Report on maintaining an affordable place for artists
For years, Artspace, based in Minneapolis, has tried to address what it calls “the SoHo Effect”: Artists move into a dilapidated neighborhood, make it vibrant, and then get priced out as more affluent people arrive.
The phenomenon of artists “losing their toehold in the very neighborhood they had helped to create” unfolded in Minneapolis when artists helped turn a desolate warehouse district into “a hot destination to live, work, eat, and explore” and then had difficulty dealing with the rising rents, recalls Artspace President Kelley Lindquist.
As a result, in the late 1980s Artspace tried a new approach to creation of quarters for artists — it became a nonprofit developer. At the invitation of the City of St. Paul, Artspace redeveloped a six-story warehouse into 52 affordable live/work units for artists and their families, plus two floors of office, studio, and commercial space for arts organizations, commercial artists, and other tenants. That project, in a section of St. Paul known as Lowertown, became the model that Artspace has since implemented in cities across the US.
Now Artspace has released a report on its Lowertown experience: “Artspace’s Northern Warehouse: 1990-2041; a Case Study in Sustainable Creative Placemaking.” The eight-page report says the Northern Warehouse “has spurred population growth, job creation and complementary development — without displacing current residents.”
Built in 1907-08 by the Northern Pacific Railway, the massive brick warehouse was converted at a cost of $5.6 million and renamed the Northern Warehouse Artists’ Cooperative. Most of the funds for the project came through federal Low-Income Housing Tax Credits.
“We weren’t able to do everything we or our artist residents had hoped, but our disciplined approach ensured that the Northern opened with a manageable debt load and appropriate operating reserves,” Artspace says. The project paid taxes, generated modest revenue for Artspace, and provided reasonably-priced living space without requiring continuing philanthropic support or subsidy.
Projects financed with low-income tax credits are subject to an extended-use agreement that requires them to remain affordable for 30 years, says Artspace Senior Vice President Greg Handberg. The Northern Warehouse conversion was completed before that restriction was put in place, Handberg says. Consequently, Artspace had the right to sell the building or convert it to upscale apartments in recent years. Rather than use that right, Artspace refinanced the building in 2011 with $4 million of new low-income tax credits plus another $6 million in Artspace contributions, philanthropic support, city-backed loans, and tax-exempt city bonds. The Northern is guaranteed to remain a building that artists and arts organizations can afford for another three decades.

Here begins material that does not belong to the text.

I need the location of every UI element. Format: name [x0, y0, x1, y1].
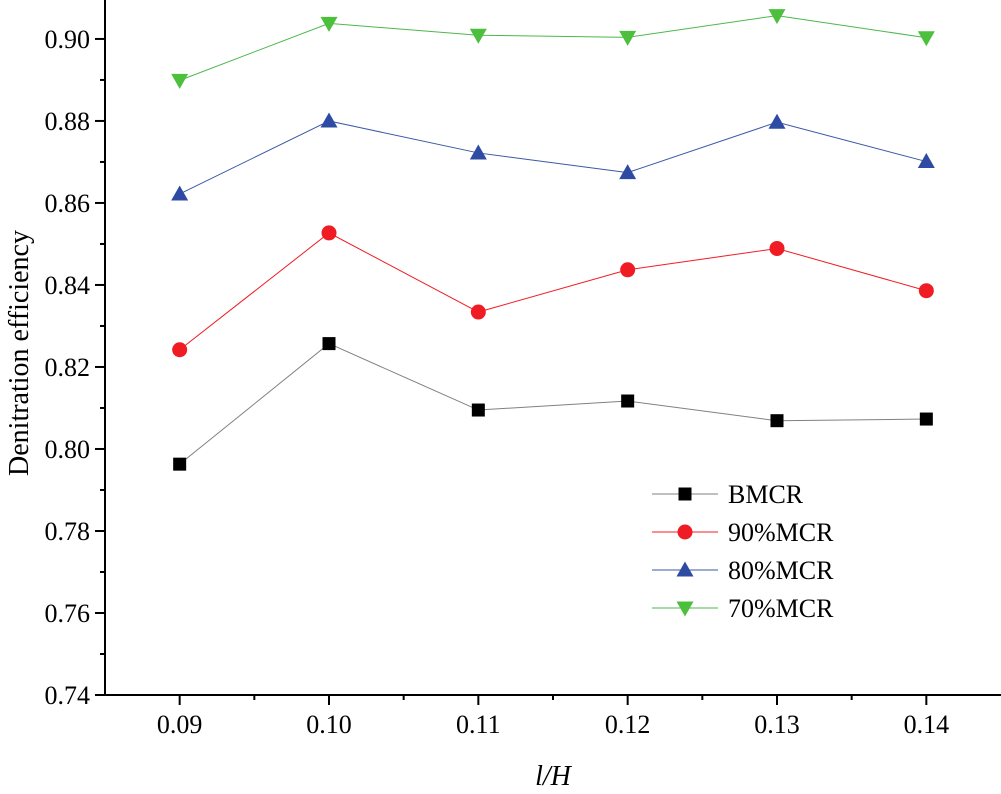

Artspace and the tenants restructured their partnership, giving tenants control over matters important to them, such as management of artist programs within the building, and giving Artspace the responsibility for financial management of the real estate. Building upgrades were made, including a new roof and new windows.
“A notable feature of this model is that it requires no additional fundraising for general operations,” the organization says. Artspace has pledged to make all of its future buildings conform to the sustainable design goals of LEED or Green Communities or both.
The buildings next door to the Northern Warehouse has also been converted by Artspace, and is known as the Tilsner Artists’ Cooperative. In about three decades the population of Lowertown has grown by nearly 400 percent. The St. Paul farmers market has been established across the street from the Northern, and a new light-rail station sits two blocks away.
Artspace, with offices also in Los Angeles, New Orleans, New York, and Seattle, now has 30 projects operating in 13 states. They contain more than 1,000 affordable live/work units and a million square feet of nonresidential space for artists, arts organizations, and creative enterprises. To get the report, click here.
Is there is any downside to a program of this sort? Perhaps one. Theoretically, long-term preservation of inexpensive space for artists in one neighborhood might reduce the likelihood that artists will pioneer the revival of other neighborhoods. In New York, many artists were priced out of SoHo, but in seeking inexpensive quarters elsewhere, they brought new life to a succession of rundown areas.
That process involves treating artists essentially as pawns in neighborhood revitalization; the city benefits, but artists who don’t become commercially successful suffer continual uprooting.
“I think that most communities recognize the value of artists and are interested in preserving [a place for them],” says Handberg. “And I think that artists value the opportunity to continue to live and work in the vital communities that they have helped establish.”